The USPS recently issued a set of four stamps honoring great
film directors and the films for which they are most remembered. The four
selected are: John Ford (The Searchers), John Huston (The Maltese Falcon),
Frank Capra (It Happened One Night), and Billy Wilder (Some Like It Hot). We
shall explore the lives and work of these directors. In this post LR Simon
discusses The Double Indemnity (1944).
James M. Cain’s 1935 novella Double Indemnity centers on a
murder plot by a woman (Phyllis Dietrichson, played by Barbara Stanwyck) and an
insurance agent (Walter Neff, played by Fred MacMurray) with whom she has an
extramarital affair. They meet when Neff makes a house call for a routine
renewal of an automobile insurance policy. Dietrichson asks him how she could
take out an insurance policy on her husband without his knowledge; he realizes
she’s plotting murder and wants nothing to do with it. She shows up at his
apartment and persuades him to help her. He goes along with the plot, beginning
with getting Mr. Dietrichson to sign an insurance policy that includes a double
indemnity clause that doubles the insurance payout for accidental death.

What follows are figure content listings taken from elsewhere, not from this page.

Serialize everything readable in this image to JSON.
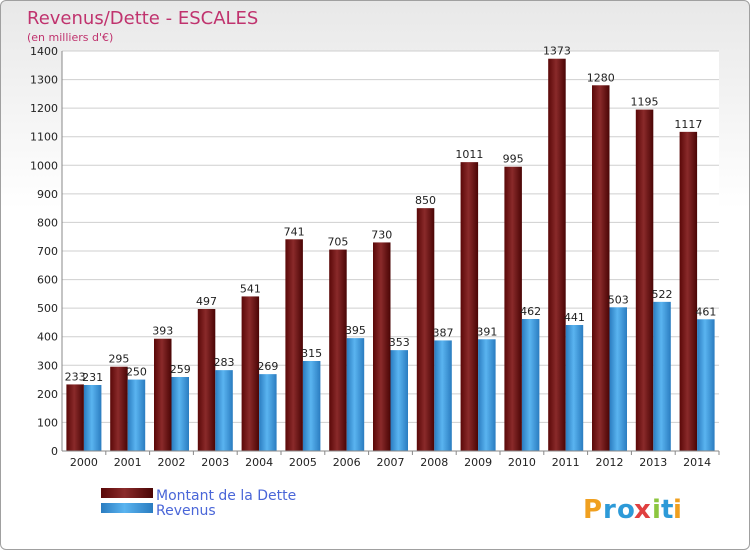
{
  "chart_data": {
    "type": "bar",
    "title": "Revenus/Dette - ESCALES",
    "subtitle": "(en milliers d'€)",
    "categories": [
      "2000",
      "2001",
      "2002",
      "2003",
      "2004",
      "2005",
      "2006",
      "2007",
      "2008",
      "2009",
      "2010",
      "2011",
      "2012",
      "2013",
      "2014"
    ],
    "series": [
      {
        "name": "Montant de la Dette",
        "color": "#7a1a1a",
        "values": [
          233,
          295,
          393,
          497,
          541,
          741,
          705,
          730,
          850,
          1011,
          995,
          1373,
          1280,
          1195,
          1117
        ]
      },
      {
        "name": "Revenus",
        "color": "#3a9ee0",
        "values": [
          231,
          250,
          259,
          283,
          269,
          315,
          395,
          353,
          387,
          391,
          462,
          441,
          503,
          522,
          461
        ]
      }
    ],
    "ylim": [
      0,
      1400
    ],
    "yticks": [
      0,
      100,
      200,
      300,
      400,
      500,
      600,
      700,
      800,
      900,
      1000,
      1100,
      1200,
      1300,
      1400
    ],
    "grid": true,
    "legend_position": "bottom-left"
  },
  "logo": {
    "text": "Proxiti",
    "letters": [
      "P",
      "r",
      "o",
      "x",
      "i",
      "t",
      "i"
    ],
    "colors": [
      "#f0a020",
      "#2d9ad8",
      "#2d9ad8",
      "#e04040",
      "#8cc63f",
      "#2d9ad8",
      "#f0a020"
    ]
  }
}
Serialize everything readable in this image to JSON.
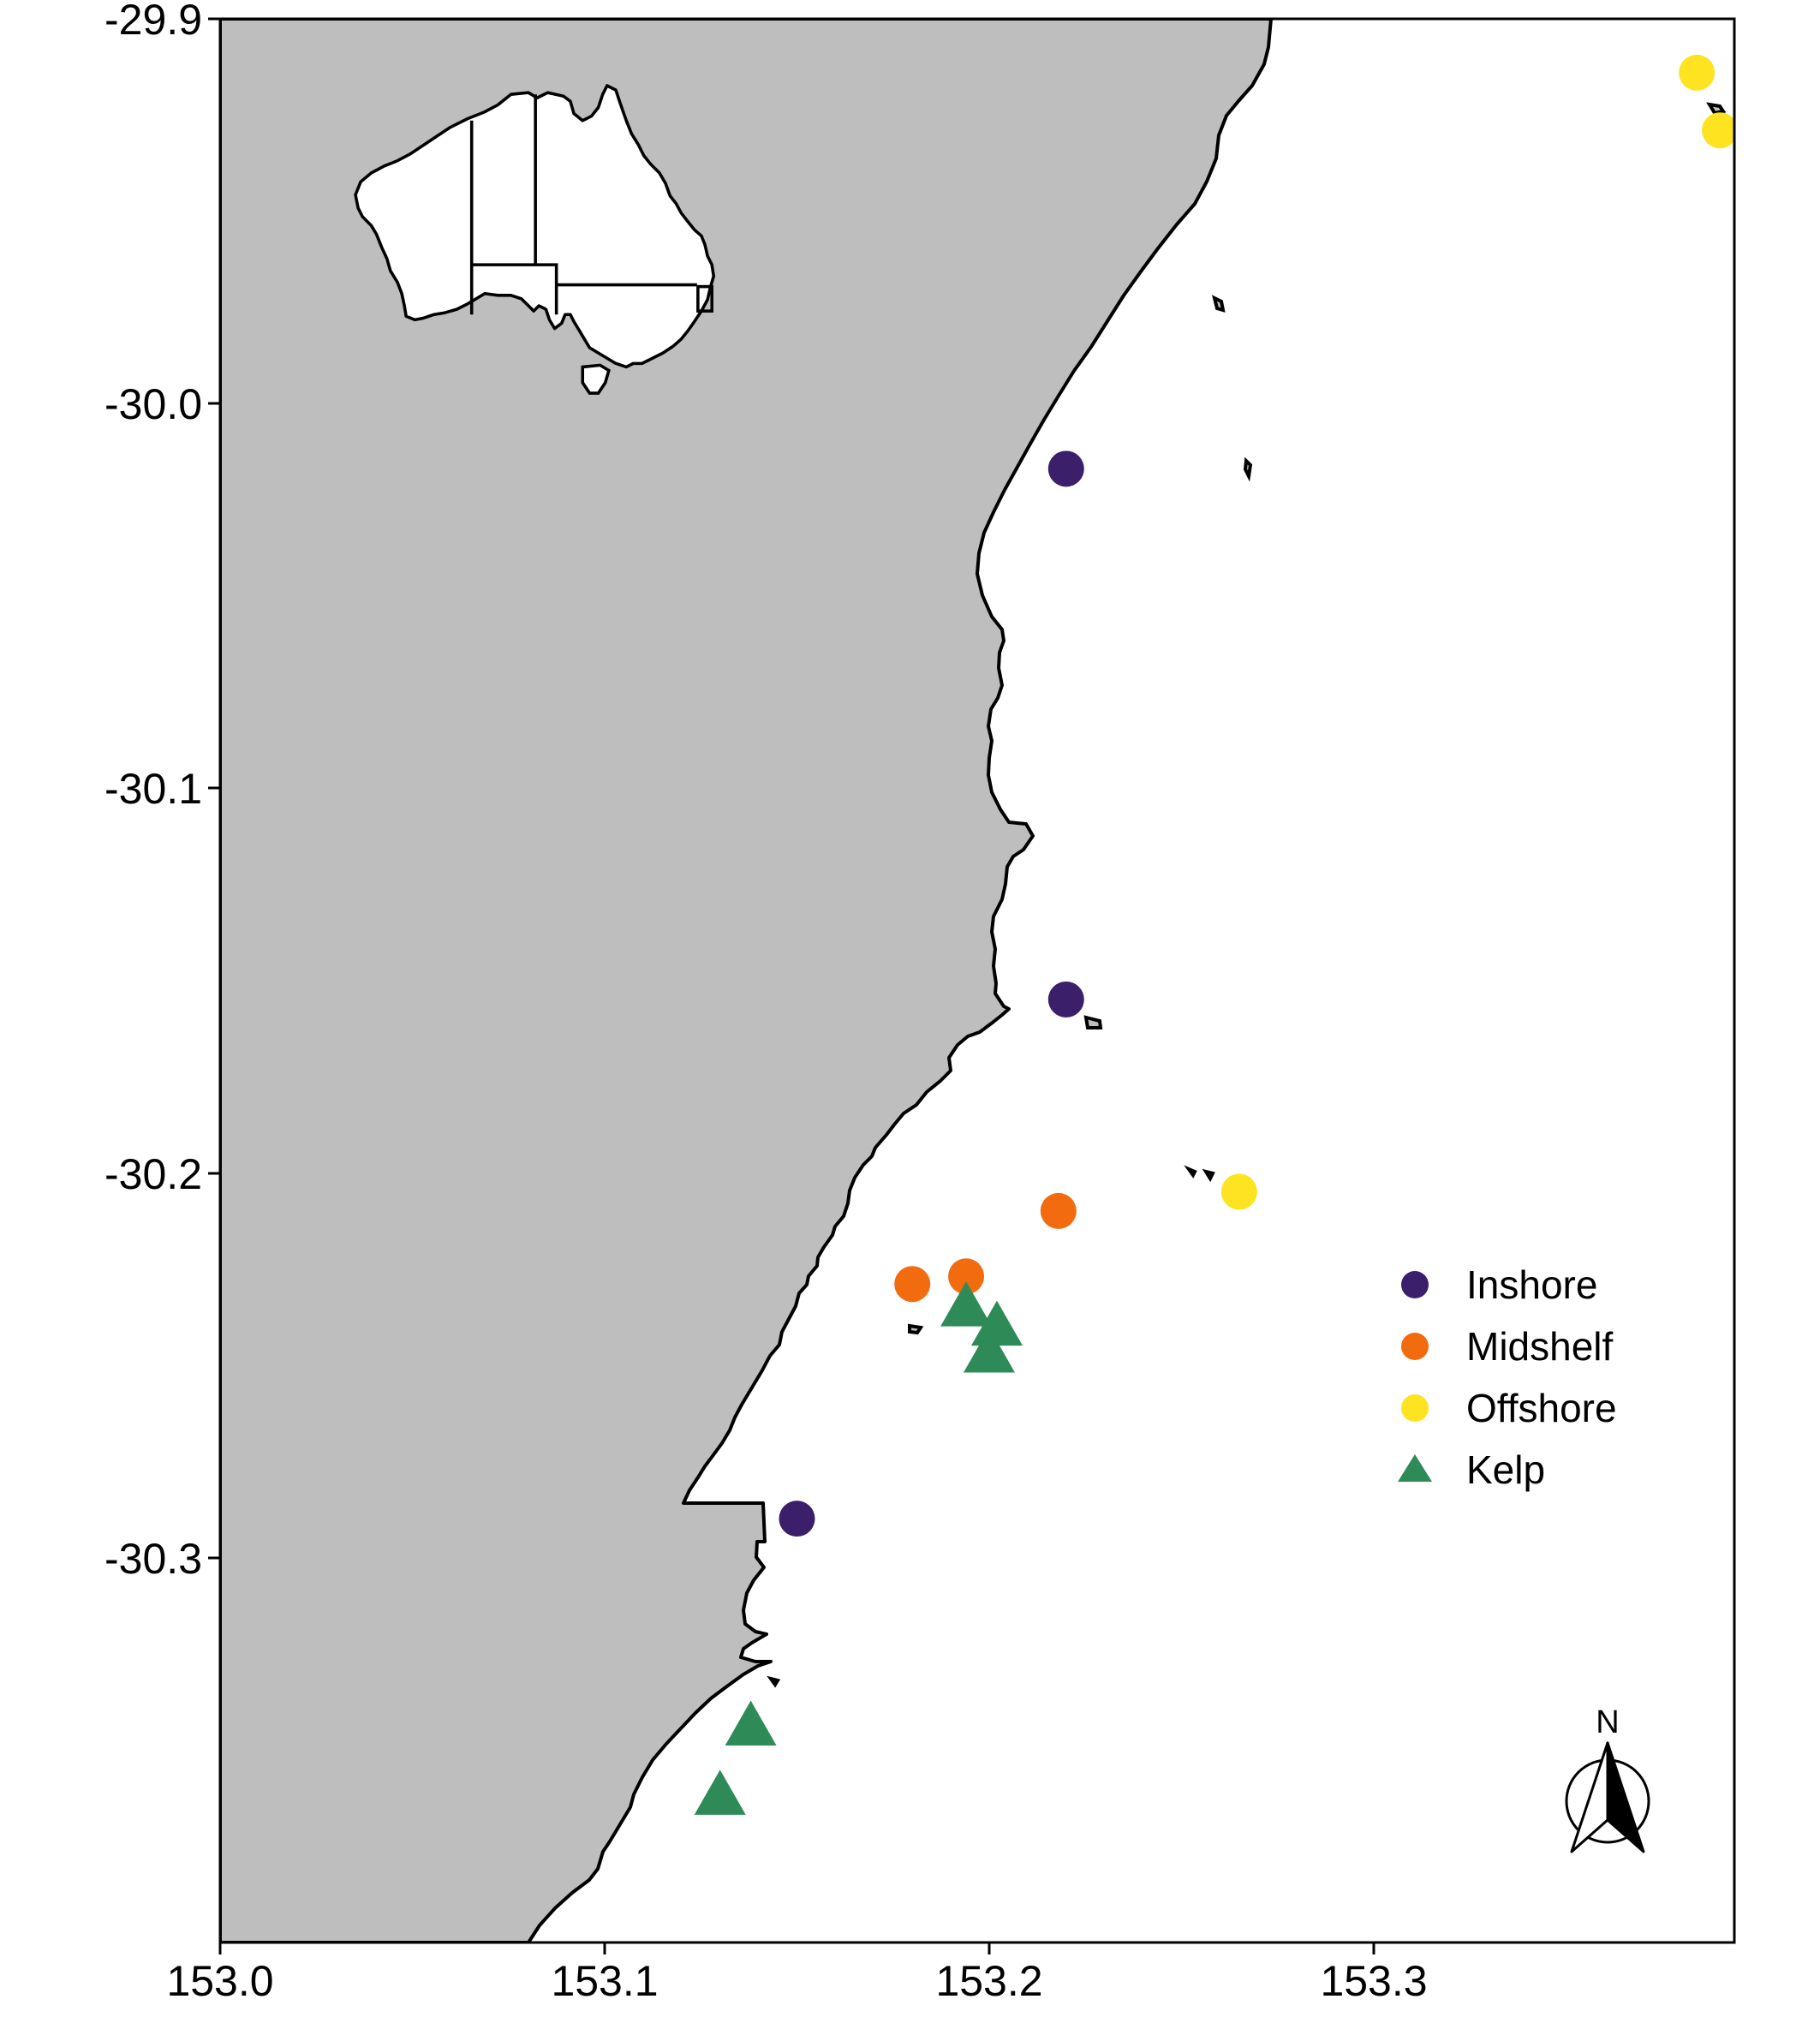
{
  "map": {
    "x_ticks": [
      "153.0",
      "153.1",
      "153.2",
      "153.3"
    ],
    "y_ticks": [
      "-29.9",
      "-30.0",
      "-30.1",
      "-30.2",
      "-30.3"
    ],
    "xlim": [
      153.0,
      153.395
    ],
    "ylim": [
      -30.4,
      -29.9
    ],
    "land_color": "#bebebe",
    "sea_color": "#ffffff",
    "north_label": "N"
  },
  "legend": {
    "items": [
      {
        "label": "Inshore",
        "color": "#3b1f6b",
        "shape": "circle"
      },
      {
        "label": "Midshelf",
        "color": "#f26b0f",
        "shape": "circle"
      },
      {
        "label": "Offshore",
        "color": "#fde320",
        "shape": "circle"
      },
      {
        "label": "Kelp",
        "color": "#2e8b57",
        "shape": "triangle"
      }
    ]
  },
  "chart_data": {
    "type": "scatter",
    "xlim": [
      153.0,
      153.395
    ],
    "ylim": [
      -30.4,
      -29.9
    ],
    "grid": false,
    "legend_position": "right",
    "series": [
      {
        "name": "Inshore",
        "color": "#3b1f6b",
        "shape": "circle",
        "points": [
          [
            153.22,
            -30.017
          ],
          [
            153.22,
            -30.155
          ],
          [
            153.15,
            -30.29
          ]
        ]
      },
      {
        "name": "Midshelf",
        "color": "#f26b0f",
        "shape": "circle",
        "points": [
          [
            153.218,
            -30.21
          ],
          [
            153.18,
            -30.229
          ],
          [
            153.194,
            -30.227
          ]
        ]
      },
      {
        "name": "Offshore",
        "color": "#fde320",
        "shape": "circle",
        "points": [
          [
            153.384,
            -29.914
          ],
          [
            153.39,
            -29.929
          ],
          [
            153.265,
            -30.205
          ]
        ]
      },
      {
        "name": "Kelp",
        "color": "#2e8b57",
        "shape": "triangle",
        "points": [
          [
            153.194,
            -30.235
          ],
          [
            153.202,
            -30.24
          ],
          [
            153.2,
            -30.247
          ],
          [
            153.138,
            -30.344
          ],
          [
            153.13,
            -30.362
          ]
        ]
      }
    ]
  }
}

The complicated plot is handled deftly by co-writers Billy
Wilder and Raymond Chandler. Wilder and Chandler had a prickly relationship
during the writing of the screenplay. Chandler had assumed that he would write
the screenplay alone, and asked for a sample script for use as a formatting
reference. Wilder thought the result was largely unusable with the exception of
some lines of dialogue, and explained that they would have to work together.
Wilder considered the collaboration to be helpful and that “[w]hat we were doing together had real electricity”. He considered Chandler a great writer, but not a great
screenwriter. Chandler’s view of Wilder was considerably less charitable.
Double Indemnity drew great interest from several studios
shortly after its publication, but when Joseph Breen of the Hays Office sent a
message to the studios that the nature of the characters and plot would render
the story unfilmable, all offers on the story were withdrawn. Of concern to the
Hays Office were plot elements dealing with adultery, depicting the method of
committing a murder, and the original ending, which involved the two main
characters committing suicide. When Wilder took on the task of adapting the
story to film, he altered the story to have Neff sent to the gas chamber for
murdering Dietrichson and conspiring with her to murder her husband. The Hays
Office considered the gas chamber scene too gruesome to pass muster with the
local censorship boards; Wilder realized, however, that the film really ended
at the familiar scene at the elevator, with Neff dying in colleague and mentor
Barton Keyes’ (Edward G. Robinson) arms.